Faced with the emergence of these new resistance forces, the occupation forces have murdered more than 90 Palestinians this year in an effort to suppress this growing phenomenon. Despite the massacres and the exacerbation of colonial violence, this reflects a flagrant security failure. On the contrary, there is massive support from the population for these different groups. 68% of Palestinians support the formation of such groups, such as the Lions’ Den, and 87% believe the PA has no right to arrest their members, according to the Palestinian Center for Survey and Policy Research in March 2023. On many occasions, we could observe this phenomenon of mass support which is called Al Hadena al Sha’bya – the popular incubator or cradle, that is to say the deep cohesion and unity between the Palestinian people and their resistance. “When the Palestinian Authority calls for people to come out into the streets, no one goes…When 18-year-old young men called for people to come out into the streets at 1:30 a.m., the whole country came out in the streets, ” said Samidoun‘s coordinator in Palestine .
The Collectf also emphasized that Palestinian youth are not only mobilizing inside occupied Palestine. Because of Zionist colonization and its consequences, millions of Palestinians today live in refugee camps in neighboring countries and also in exile, including a growing number in Europe. The youth in the diaspora plays an important role in building this popular support for the resistance, and acting in defense of their right of return. For example, the March for the Return and Liberation of Palestine organized last October in Brussels by the Masar Badil movement is one of the most important street expressions of this international popular incubator of the resistance.

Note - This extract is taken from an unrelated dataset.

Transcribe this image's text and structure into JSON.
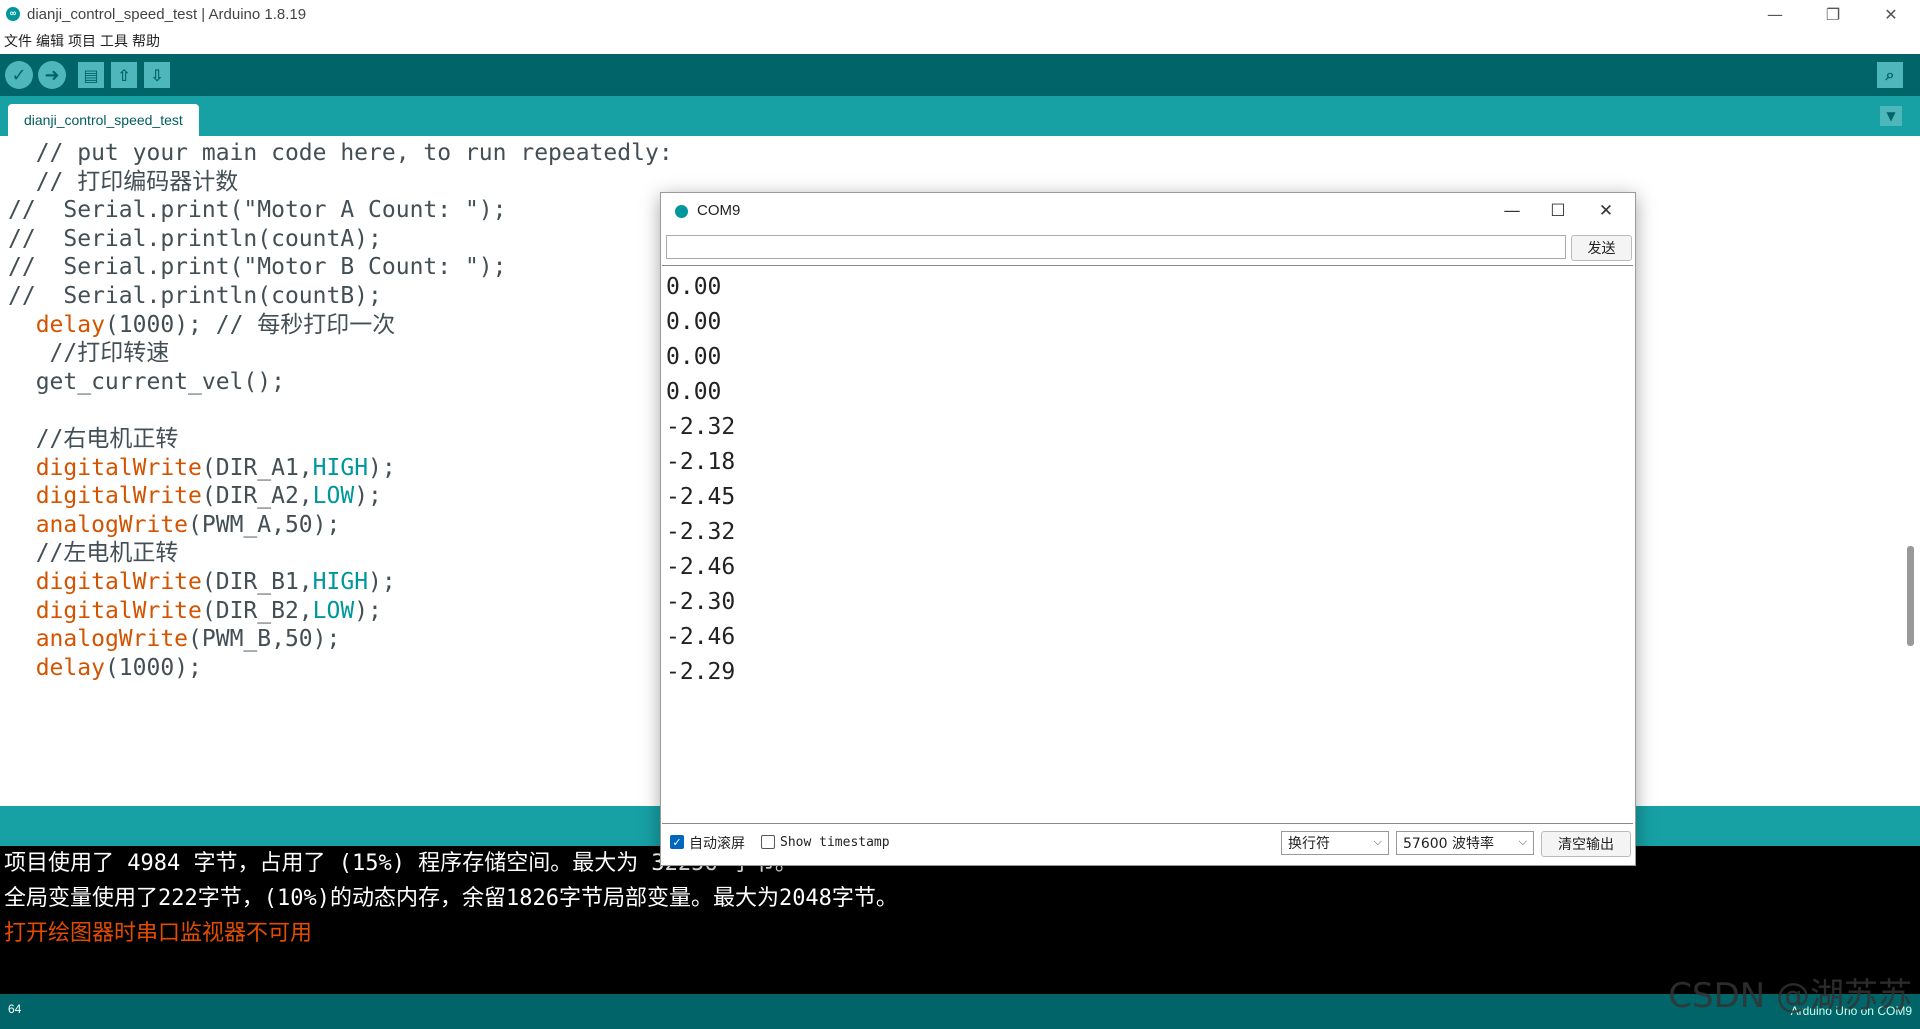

The conference concluded with emphasizing the responsibility of internationals, particularly in the imperial core, to build a movement of solidarity with the youth and all the Palestinian people who are fighting for the liberation of Palestine from the river to the sea. In particular, we must mobilize against all forms of cooperation between France and Israel, like the twinning of Toulouse with Tel Aviv. We must not only refuse and reject the Zionist crimes carried out in our name, but we must also affirm that international solidarity is mutual aid in a common struggle, fundamentally anti-imperialist and anti-colonialist.